The pathogenesis of PI in conjunction with a PM case history could be quite different. Hormonal insufficiency, abnormalities of vascularization and endometrium reception owing to previous curettages, genital infantilism, and the presence of inflammatory and vascular reactions, thrombophilic complications at autoimmune processes are the most important causes of PI [25]. In PM cases, morphological and functional changes result in abnormalities of placenta maturation, involutive-dystrophic and inflammatory abnormalities of placental tissue [1,2,4]. Owing to this pathogenic background,PI in patients with PM should be treated as a primary character. Homozygosity for the I allele could decrease ACE concentration in plasma, and thus decrease the rate of bradykinin inactivation in the placenta. Reduction of bradykinin level may increase vessel permeability, and modulate inflammatory reaction, provoking premature interruption of pregnancy.

The differences in frequencies of the ACE alleles between groups 3 and 4 with PI could mainly be due to the complexity of the PI syndrome including pathological changes in the fetus and placenta joined by similar clinical manifestations, but varied in the cause of complications and in a number of development pathways.

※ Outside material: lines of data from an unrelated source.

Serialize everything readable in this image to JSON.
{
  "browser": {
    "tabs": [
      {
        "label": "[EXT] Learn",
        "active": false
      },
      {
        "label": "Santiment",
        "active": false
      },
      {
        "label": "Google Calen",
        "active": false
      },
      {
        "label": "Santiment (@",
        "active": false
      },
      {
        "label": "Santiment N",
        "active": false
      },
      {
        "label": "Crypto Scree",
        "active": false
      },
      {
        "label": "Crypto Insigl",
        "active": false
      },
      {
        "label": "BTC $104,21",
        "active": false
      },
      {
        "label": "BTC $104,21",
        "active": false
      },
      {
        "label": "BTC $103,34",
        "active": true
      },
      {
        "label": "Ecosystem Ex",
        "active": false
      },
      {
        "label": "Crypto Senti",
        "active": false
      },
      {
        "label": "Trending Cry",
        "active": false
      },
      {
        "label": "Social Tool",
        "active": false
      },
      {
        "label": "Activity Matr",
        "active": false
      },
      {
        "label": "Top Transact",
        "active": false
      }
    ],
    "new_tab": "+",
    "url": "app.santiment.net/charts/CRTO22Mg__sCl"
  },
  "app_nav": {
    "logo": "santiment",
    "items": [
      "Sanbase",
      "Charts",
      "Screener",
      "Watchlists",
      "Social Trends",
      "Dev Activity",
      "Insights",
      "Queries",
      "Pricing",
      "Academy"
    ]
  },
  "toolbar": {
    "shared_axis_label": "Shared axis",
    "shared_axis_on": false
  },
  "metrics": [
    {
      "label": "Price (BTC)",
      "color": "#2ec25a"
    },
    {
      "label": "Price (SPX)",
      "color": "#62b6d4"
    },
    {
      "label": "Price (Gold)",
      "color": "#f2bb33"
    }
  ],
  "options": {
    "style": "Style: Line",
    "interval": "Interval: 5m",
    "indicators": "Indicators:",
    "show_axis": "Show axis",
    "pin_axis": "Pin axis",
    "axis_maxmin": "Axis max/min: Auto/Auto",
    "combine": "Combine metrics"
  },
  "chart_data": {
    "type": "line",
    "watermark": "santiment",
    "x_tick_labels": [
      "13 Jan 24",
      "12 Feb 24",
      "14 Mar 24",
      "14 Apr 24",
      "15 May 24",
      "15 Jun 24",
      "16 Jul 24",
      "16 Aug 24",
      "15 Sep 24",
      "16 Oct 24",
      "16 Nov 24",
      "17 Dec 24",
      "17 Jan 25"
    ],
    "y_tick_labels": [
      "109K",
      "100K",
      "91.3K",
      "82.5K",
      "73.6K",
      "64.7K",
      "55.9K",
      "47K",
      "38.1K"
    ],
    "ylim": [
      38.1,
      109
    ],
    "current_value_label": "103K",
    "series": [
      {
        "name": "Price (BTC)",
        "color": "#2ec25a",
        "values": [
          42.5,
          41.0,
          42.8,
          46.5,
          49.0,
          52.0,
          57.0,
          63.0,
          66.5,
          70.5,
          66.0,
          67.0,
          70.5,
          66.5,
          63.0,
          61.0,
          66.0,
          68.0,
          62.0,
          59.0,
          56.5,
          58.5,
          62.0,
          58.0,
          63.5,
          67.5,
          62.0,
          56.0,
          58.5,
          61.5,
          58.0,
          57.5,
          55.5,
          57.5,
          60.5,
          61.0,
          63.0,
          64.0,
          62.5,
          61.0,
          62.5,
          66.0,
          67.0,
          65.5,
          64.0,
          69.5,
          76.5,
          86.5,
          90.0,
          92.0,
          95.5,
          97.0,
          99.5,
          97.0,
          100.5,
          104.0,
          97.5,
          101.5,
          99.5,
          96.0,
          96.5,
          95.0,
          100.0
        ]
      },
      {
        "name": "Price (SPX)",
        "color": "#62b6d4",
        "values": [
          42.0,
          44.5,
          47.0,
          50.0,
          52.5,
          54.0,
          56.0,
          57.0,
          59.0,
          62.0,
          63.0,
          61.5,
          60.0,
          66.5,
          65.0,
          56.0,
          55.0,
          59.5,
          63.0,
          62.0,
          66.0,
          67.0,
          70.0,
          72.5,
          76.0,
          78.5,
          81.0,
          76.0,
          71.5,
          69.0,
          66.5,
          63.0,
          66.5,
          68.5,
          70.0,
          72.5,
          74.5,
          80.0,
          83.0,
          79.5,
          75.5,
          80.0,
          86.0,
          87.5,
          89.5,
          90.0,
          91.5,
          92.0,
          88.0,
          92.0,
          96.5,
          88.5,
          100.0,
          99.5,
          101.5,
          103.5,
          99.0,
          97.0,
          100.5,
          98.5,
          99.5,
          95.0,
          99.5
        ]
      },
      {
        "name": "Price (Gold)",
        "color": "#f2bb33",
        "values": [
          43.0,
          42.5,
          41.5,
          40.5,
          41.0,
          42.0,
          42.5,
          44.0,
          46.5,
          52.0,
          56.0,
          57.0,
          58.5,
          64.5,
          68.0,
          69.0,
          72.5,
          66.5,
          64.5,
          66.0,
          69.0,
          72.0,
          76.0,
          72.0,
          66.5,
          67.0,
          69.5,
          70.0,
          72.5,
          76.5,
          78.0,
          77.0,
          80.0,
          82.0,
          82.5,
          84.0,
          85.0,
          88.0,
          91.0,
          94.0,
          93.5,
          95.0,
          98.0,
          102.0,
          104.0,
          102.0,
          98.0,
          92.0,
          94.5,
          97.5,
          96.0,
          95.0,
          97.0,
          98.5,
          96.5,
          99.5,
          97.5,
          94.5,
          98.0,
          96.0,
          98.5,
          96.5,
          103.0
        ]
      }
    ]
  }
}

Determining which genetic factors influence development of PI is of great importance for understanding the pathophysiological mechanisms of this disorder. Identification of candidate genes that participate in PM and PI has great practical value for prevention of this frequent obstetric pathology. Our data show that products of the ACE gene in placenta participate in PI development. The D/D genotype is associated with a 3-fold increased risk of PI development in women without PM. The I/I genotype increases by 2.6-fold the risk of PI development in patients positive for PM in obstetric history. Testing for the I/D polymorphism of the ACE gene in chorionic villus cells in the first trimester of pregnancy could be very important for prediction of PI. However, it is still unknown whether the maternal I/D polymorphism may influence development of PM and PI. Identification of genetic markers of PI is still in its infancy but could provide new insight into molecular mechanisms of pathology in obstetrics, gynecology, and clinical medicine as a whole.